Selama tiga bulan, Subroto bolak balik ke rumah sakit untuk menjalani cuci darah dan mencari donor ginjal yang cocok dengannya. Walaupun Luna ingin mendonorkan ginjalnya, namun tidak ada kecocokan dengan Subroto sehingga, Luna yang mengetahui kondisi Subroto yang kian melemah kian kuatir atas jiwa papanya.

“Papa..., kita coba berobat keluar negeri saja ya?” bujuk Luna pada saat Subroto harus masuk ruang ICU untuk ke sekian kalinya.

“Sayang..., Papa nggak mau wafat di luar negeri. Biar Papa tetap di sini,” lirih Subroto.

“Papa ... Jangan bicara seperti itu. Jangan tinggalkan Luna, Pa...,” tangis Luna saat melihat kondisi Subroto yang kian melemah.

Lalu, di saat kondisi Subroto kian melemah, lelaki berusia 60 tahun itu pun, berbicara pada putrinya dengan suara lemah.

“Luna ... Papa ingin melihat kamu menikah, sayang. Papa ingin ada lelaki baik yang kelak akan melindungi kamu dan Papa juga ingin kelak, ada penerus atas apa yang ” ucap Subroto lirih.

“Papa ... Bagaimana Luna bisa menikah? Sampai saat ini aja Luna belom punya teman dekat. Luna juga takut kalau sampai salah memilih,” ujar Luna di antara tangisnya.

Lalu, di antara sadar dan tidaknya, Subroto yang masih di ruang ICU pun, berucap pada putrinya, “Luna..., apa kamu keberatan jika menikah dengan Reza? Memang Reza telah beristri. Tapi, kalau saja istrinya setuju Papa ingin dia jadi pendamping hidup kamu. Papa lihat, dia adalah lelaki baik, Luna. Kelak kamu akan punya anak yang baik juga, karena bibit kebaikan Reza akan menjadikan anak-anak kalian baik juga.”

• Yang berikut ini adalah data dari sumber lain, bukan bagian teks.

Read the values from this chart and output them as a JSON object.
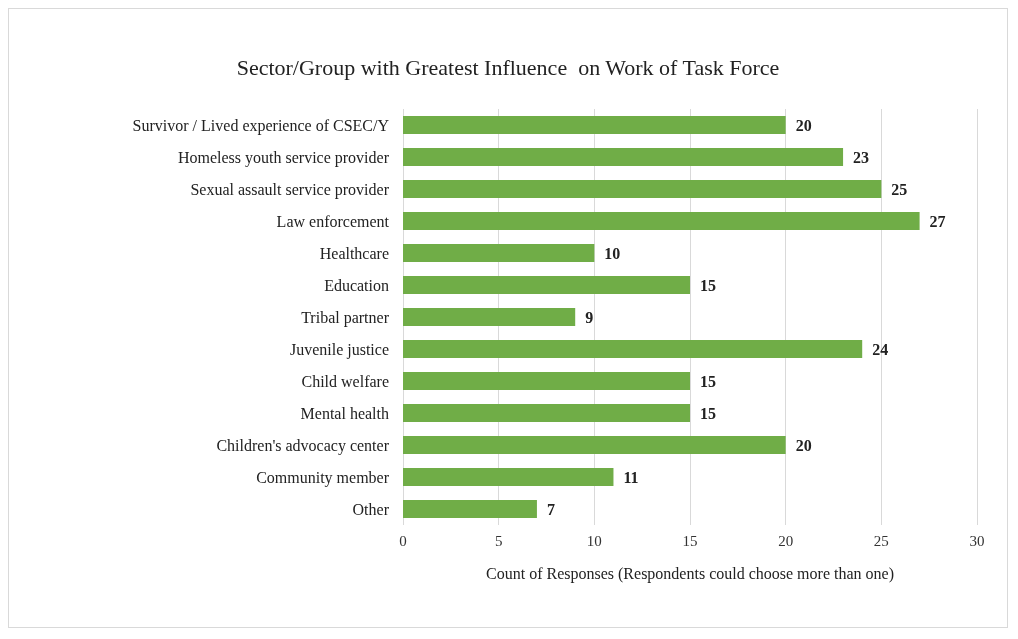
{
  "chart_data": {
    "type": "bar",
    "orientation": "horizontal",
    "title": "Sector/Group with Greatest Influence  on Work of Task Force",
    "xlabel": "Count of Responses (Respondents could choose more than one)",
    "categories": [
      "Survivor / Lived experience of CSEC/Y",
      "Homeless youth service provider",
      "Sexual assault service provider",
      "Law enforcement",
      "Healthcare",
      "Education",
      "Tribal partner",
      "Juvenile justice",
      "Child welfare",
      "Mental health",
      "Children's advocacy center",
      "Community member",
      "Other"
    ],
    "values": [
      20,
      23,
      25,
      27,
      10,
      15,
      9,
      24,
      15,
      15,
      20,
      11,
      7
    ],
    "color": "#70ad47",
    "xlim": [
      0,
      30
    ],
    "xticks": [
      0,
      5,
      10,
      15,
      20,
      25,
      30
    ],
    "grid": "x",
    "data_labels": true
  }
}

Mendengar permintaan Subroto yang tak masuk akal, Luna hanya terdiam. Luna berpikir sangat mustahil jika Reza yang telah beristri dan punya anak akan menerima permintaan papanya. Sekalipun, Luna tahu kalau Subroto sangat baik dan memberi perhatian lebih pada lelaki jujur seperti Reza. Namun, masalah hati tidak akan bisa dibeli, pikir Luna.

“Luna ... Jika ternyata Reza menerima tawaran Papa, apa kamu mau menikah dengan Reza?” tanya Subroto kembali.

“Ya Pa ... Tapi, Papa harus sehat yaa...,” jawab Luna dalam kebingungan.

“Papa janji akan berjuang melawan penyakit ini, asal kamu menikah sayang...,” pinta Subroto kembali.

Setelah itu, kesepakatan antara Subroto dan Luna pun terjadi di ruang ICU di saat Subroto sedang berjuang dari kondisi kritisnya. Luna yang yakin jika Reza menolak permintaan Subroto mengiyakan apa yang jadi keinginan papanya. Di samping itu, Luna juga percaya kalau Reza adalah lelaki baik yang telah dipantau selama ini oleh Subroto. Hanya saja yang jadi kendala adalah istri Reza yang belum tentu menyetujui keinginan dari Subroto.